Заходя на кухню, Га Он удивлённо замирает на месте, держась за косяк пальцами. На столе паром дымится большая тарелка с рамёном, а рядом парень замечает несколько небольших блюдец с закусками и кружку с чем-то горячим, по запаху напоминающим какао. Прислушиваясь к дому, Ким проходит вглубь комнаты, понимая и зная, что все слуги давно уже спят в своих комнатах. Живя в Италии, Га Он по многому скучал, но особенно — по рамёну, что делал его мама. Обычная острая лапша, которую женщина могла делать по особенному, мягко поглаживая сына по волосам, пока он довольно уплетал еду, измазывая в ней губы и щёки от свойственной ему неловкости. Рамён — обычная еда, но для Кима она хранит больше воспоминаний, чем кто либо может себе представить. Подходя к столу, Га Он улыбается, сжимая зубами нижнюю губу.
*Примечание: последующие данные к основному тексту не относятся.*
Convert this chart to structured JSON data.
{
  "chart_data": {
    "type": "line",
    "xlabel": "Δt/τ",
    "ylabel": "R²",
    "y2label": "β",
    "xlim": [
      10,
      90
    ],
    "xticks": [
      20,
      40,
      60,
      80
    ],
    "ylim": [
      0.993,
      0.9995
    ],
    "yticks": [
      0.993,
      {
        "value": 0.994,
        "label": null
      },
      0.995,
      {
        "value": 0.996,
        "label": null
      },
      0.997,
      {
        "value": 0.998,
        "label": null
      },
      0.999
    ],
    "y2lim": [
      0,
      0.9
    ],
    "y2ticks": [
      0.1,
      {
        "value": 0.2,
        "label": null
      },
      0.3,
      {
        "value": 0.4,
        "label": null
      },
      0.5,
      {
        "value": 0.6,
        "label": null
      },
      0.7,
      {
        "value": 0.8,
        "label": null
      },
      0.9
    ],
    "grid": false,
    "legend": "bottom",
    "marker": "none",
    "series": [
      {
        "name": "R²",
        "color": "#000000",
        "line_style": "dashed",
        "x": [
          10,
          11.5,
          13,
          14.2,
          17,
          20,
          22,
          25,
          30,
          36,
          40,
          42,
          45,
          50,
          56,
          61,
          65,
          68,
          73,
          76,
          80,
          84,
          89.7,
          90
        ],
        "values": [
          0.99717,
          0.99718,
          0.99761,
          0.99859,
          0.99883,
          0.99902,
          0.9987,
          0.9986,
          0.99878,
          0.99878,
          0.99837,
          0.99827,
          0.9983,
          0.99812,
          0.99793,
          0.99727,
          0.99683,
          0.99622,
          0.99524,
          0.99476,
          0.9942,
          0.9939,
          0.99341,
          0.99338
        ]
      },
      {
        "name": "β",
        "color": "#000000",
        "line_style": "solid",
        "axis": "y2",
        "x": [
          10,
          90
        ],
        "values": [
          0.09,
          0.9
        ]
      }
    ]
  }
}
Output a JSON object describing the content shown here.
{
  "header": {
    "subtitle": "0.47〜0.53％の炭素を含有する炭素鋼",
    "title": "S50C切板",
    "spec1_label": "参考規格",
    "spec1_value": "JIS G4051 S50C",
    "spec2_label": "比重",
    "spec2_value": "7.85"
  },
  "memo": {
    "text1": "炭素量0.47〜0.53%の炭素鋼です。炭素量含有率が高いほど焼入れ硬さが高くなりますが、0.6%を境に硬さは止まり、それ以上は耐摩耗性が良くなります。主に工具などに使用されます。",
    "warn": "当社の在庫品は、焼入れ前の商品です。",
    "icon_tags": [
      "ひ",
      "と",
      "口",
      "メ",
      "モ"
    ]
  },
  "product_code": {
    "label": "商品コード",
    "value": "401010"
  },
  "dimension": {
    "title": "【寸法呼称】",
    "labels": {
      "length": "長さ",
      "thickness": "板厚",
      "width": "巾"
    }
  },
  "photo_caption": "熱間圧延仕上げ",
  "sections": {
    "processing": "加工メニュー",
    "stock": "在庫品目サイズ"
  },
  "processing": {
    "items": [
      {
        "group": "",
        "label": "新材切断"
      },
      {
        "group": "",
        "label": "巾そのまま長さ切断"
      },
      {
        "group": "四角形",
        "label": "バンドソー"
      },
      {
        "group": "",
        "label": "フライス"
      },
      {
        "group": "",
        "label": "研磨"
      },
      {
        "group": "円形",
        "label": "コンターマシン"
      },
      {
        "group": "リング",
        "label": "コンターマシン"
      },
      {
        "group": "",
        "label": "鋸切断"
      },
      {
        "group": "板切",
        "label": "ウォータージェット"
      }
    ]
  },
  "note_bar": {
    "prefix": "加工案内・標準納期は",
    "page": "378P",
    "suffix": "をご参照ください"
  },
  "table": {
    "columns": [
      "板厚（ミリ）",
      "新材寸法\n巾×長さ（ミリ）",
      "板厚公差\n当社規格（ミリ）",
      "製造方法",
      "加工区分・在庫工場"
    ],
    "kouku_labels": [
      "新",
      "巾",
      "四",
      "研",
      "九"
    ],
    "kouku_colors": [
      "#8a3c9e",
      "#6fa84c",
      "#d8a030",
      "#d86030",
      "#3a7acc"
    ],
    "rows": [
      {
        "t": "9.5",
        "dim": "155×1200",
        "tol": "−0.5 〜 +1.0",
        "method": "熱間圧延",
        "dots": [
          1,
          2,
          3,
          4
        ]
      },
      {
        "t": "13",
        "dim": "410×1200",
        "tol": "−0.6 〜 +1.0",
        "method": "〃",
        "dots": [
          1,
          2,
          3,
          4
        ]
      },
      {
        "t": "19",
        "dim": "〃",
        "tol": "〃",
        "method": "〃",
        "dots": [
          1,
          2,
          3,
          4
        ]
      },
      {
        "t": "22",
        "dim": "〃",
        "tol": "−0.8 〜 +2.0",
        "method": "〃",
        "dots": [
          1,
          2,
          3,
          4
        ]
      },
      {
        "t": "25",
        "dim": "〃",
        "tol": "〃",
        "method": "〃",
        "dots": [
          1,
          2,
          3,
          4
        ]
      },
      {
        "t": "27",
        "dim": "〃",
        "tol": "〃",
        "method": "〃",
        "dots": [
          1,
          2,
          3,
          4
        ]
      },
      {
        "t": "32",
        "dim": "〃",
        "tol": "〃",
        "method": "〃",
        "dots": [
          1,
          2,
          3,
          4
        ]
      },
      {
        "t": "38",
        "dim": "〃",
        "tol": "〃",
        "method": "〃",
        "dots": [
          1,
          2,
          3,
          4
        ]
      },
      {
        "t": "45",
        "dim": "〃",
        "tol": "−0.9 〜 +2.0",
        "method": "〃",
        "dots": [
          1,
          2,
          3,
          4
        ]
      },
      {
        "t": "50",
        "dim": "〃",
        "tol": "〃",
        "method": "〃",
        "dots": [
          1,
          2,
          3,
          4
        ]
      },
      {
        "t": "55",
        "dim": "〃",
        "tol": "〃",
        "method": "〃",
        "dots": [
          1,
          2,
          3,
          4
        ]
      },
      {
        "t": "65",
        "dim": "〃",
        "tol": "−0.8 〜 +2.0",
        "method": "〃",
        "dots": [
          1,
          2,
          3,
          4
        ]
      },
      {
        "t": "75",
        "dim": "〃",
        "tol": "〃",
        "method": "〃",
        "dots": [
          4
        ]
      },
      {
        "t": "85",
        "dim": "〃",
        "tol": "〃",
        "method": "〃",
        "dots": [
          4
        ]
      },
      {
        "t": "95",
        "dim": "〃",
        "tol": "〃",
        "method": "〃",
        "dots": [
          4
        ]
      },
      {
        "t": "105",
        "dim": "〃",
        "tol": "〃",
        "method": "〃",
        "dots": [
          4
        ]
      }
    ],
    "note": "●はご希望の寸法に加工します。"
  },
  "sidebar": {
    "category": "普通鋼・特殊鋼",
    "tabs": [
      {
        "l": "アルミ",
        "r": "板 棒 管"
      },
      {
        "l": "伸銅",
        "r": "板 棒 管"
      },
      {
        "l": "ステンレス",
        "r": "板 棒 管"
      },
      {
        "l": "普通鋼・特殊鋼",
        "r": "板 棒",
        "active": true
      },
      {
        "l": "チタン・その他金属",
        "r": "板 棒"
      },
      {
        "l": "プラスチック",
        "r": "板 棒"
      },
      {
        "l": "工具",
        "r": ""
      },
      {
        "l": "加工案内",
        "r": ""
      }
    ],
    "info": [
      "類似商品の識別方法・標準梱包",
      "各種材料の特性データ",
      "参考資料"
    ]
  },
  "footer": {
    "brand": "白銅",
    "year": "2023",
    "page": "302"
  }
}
Поворачиваясь к камере лицом, зная, что за ним следят, каждый раз чувствуя знакомый взгляд на себе, парень поднимает руки к груди и складывает большие и указательные пальцы в форме небольших сердце. Ё Хан, наблюдающий за ним всё это время, тихо смеётся, откидываясь на спинку стула. Ему нельзя контактировать с мальчишкой, но он редко подчинялся правилам даже в армии. Наблюдая за довольным Кимом, уплетающим его еду, Кан улыбается, потому что сегодня этот мальчик не будет спать голодным и вечно замерзающим, потому что отопление в доме мужчина тоже прибавил.

***

тогда. / приказ.

— Я запрещаю умирать, Кей, — Га Он улыбается нервно, накручивая на палец нитку, торчащую из рукава кофты, — И это приказ. С мальчишкой сближаться Ё Хану было запрещено по контракту, но он послал запреты так далеко, как только мог. С первого дня встречи старший неосознанно следовал за Га Оном, куда бы тот не шёл, а сам Ким и не противился. Он не знал всех мотивов мужчины, да и не пытался узнать, просто смиряясь с тем, что чувствовал. Ё Хан был первым, кто протянул ему руку даже во вред самому себе и это стало первой ступенью для них обоих. Ё Хан был его бронежилетом, пуленепробиваемым щитом и личным солдатом, вот только Га Ону это было не важно. Не важно, получит ли он пулю в лоб, нож между рёбер или его снова буду использовать, как удачную приманку и идеального заложника. Парень давно перестал держаться за своё существование, как за что-то ценной, но старший продолжал упорно делать его жизни лучше: водил куда-то не смотря на запреты, проводил с ним время и просто разговаривал. Подначивал, шутил и просто был рядом столько, сколько требовалось. Га Он не заметил, как привязался. Как ждал их переглядок через камеру, поездок и разговоров ночью на веранде. Мальчишка впервые рассказал кому-то о смерти своей матери и даже если в тот момент он захлёбывался собственной истерикой, рука, мягко поглаживающая его по голове и жар, исходящий от чужого тела, было лучшим, что он мог получить в ответ. — Будет исполнено, юный господи.

***

сейчас.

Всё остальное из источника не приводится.